12 Factor App Secrets Management
The Twelve-Factor App describes a 12 principles for building Software-as-a-Service (SaaS) apps.
The Third Factor "Config" states that there must be strict separation of config from code. It suggests that that config should be stored in environment variables and that this config includes credentials or secrets.
This brings a number of benefits including:
- secrets are not stored in source code where they could be exposed
- secrets are not baked into deployment artifacts (such as docker images) where thay could also be exposed
- the same deployment artifact can be used in different environments with different credentials
- environment variables are well supported and are language and framework independent
Protecting Secrets
Although secrets are a type a config, by their nature they are more sensitive and require careful management. Whilst not ideal, disclosure of a normal configuration item has less risk than disclosure of a secret configuration item.
Configuration items may be stored in deployment descriptors such as Kubernetes manifests, Docker Compose files or shell scripts, many of which may well be checked into source control.
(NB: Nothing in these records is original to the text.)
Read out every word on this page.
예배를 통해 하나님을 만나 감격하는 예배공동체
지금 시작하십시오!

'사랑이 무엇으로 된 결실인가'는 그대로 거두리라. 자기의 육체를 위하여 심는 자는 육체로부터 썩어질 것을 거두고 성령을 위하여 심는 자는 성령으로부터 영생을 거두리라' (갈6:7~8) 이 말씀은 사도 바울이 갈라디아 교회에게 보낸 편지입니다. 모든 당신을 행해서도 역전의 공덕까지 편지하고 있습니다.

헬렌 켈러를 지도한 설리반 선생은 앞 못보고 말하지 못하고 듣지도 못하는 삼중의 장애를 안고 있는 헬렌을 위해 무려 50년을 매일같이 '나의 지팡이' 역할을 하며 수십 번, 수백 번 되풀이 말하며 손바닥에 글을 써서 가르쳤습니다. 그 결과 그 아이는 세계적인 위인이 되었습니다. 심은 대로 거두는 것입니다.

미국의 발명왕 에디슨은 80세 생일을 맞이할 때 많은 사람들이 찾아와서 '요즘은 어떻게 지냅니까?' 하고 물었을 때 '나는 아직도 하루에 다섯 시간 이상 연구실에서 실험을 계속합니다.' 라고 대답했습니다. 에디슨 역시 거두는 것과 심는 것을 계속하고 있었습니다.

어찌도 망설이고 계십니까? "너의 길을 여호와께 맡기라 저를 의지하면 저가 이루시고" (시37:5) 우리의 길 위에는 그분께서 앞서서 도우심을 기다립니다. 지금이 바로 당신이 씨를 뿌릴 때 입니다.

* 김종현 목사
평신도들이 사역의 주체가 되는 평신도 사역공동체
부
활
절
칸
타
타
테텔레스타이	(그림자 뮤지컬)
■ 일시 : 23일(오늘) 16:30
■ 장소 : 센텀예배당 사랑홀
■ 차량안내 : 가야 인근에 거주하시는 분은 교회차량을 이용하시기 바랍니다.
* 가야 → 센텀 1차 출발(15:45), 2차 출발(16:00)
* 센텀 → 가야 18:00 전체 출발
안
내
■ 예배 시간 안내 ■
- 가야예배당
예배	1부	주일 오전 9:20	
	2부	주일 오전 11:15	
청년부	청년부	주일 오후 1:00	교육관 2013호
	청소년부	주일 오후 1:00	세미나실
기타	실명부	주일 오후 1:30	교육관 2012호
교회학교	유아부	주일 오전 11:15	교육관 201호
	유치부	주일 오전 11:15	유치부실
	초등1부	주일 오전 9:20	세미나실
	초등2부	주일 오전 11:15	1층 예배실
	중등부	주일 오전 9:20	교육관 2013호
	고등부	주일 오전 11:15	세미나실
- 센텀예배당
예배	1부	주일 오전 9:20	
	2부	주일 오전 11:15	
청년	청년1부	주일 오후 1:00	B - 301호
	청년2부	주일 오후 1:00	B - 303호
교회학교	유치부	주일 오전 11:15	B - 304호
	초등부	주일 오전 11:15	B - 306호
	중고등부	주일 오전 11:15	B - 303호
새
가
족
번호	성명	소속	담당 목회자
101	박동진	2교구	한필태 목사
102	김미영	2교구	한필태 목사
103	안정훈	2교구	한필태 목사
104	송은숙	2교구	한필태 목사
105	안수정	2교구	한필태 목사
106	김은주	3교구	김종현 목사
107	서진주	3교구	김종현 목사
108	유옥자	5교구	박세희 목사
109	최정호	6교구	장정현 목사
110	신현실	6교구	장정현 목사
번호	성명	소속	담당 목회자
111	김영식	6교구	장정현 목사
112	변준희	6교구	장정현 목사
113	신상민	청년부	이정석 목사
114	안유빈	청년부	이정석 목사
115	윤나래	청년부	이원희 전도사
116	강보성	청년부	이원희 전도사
Indeed this is encouraged as part of GitOps management of environments.
Secrets should not be treated in the same way as other configuration items and additional protection is required.
Storing & Rotating Secrets
We need to ensure that secrets storage is secure and that access to secrets is limited to the apps that needs them.
No system is ever 100% secure and it is possible that despite our best efforts secrets will be compromised. An effective mitgation against this is to regularly change or rotate the secrets.
When dealing with security code, we don't want to re-invent the wheel. It is much better to use solutions which have been battle tested at scale.
Fortunatley, cloud providers provide secure solutions for this including AWS Secrets Manager, GCP Secret Manager and Azure Key Vault. Hashicorp Vault is a widely supported cloud agnostic alternative.
Accessing Secrets at Runtime
Asusming we make use of one of these solutions (and we should!), how do we gain access to the secrets at runtime.
Access the Secret Manager directly
It is possible to have the app to authorise with the Secrets Manager and call the API to obtain the secret.
This works well and follows the 12 factor principle, particularly if the key for the secret in the secret manager is provided via an environment variables and has the advantage of limiting the number of moving parts.
It does makes the app more complex as it needs to include code to call the secrets manager API. It can also make running the app in development environments more complex and dependent on the Secrets Manager.
Have the runtime environment provide the secrets
The responsibility and complexity of obtaining secrets from the secret manager can be moved to the runtime environment. The secrets can be then be provided to apps by the runtime environment via environment variables or files.
This is my preferred approach whenever possible. It is a common requirement for different apps and this approach keeps the security sensitive code in a single place.
This can be difficult to achieve in some environments, such as AWS Lambda. In these situations a pragmatic choice may be to embed the Secret Manager code (although it may be possible to use Lambda Extensions or wrapper scripts). Providing a way to run the app without access to the Secret Manager makes development environments simpler and easier to setup.
Environment Variables or Configuration Files
The Twelve Factor App advocates for configuration to be passed as environment variables, which has the benefits of simplicity and ubiquity.
This can become unweildy which some types of secrets such as long cryptographic keys, particularly when trying to provide these manaually as part of the deployment process.
In some runtime environments, environment variables may be logged or reported when inspecting workloads and are available to child processes These may lead to increased risk of compromise of secrets. See this article for more info - https://movingfast.io/articles/environment-variables-considered-harmful/.
When we rotate our secrets and are using environment variables, we need to restart the app for it to pick up these changes. If our app starts and shuts down quickly and we are running many copies this should not be problematic. If not, this can cause downtime or disruption.
An alternative is to provide the secrets via a configuration file in a volume accessible to the app. This makes it easier to handle larger secrets. The volume should be encrypted and may be implemented as an in-memory volume, such as dockers tmpfs
.
The app can monitor the configuration file for changes and reload it's configuration, or could be signalled when a configuration change is made.
The approach you use will depend on your runtime environment and application requirements. It may be complex to attach secure temporary volumes, or perhaps there is no issue with restarting you app.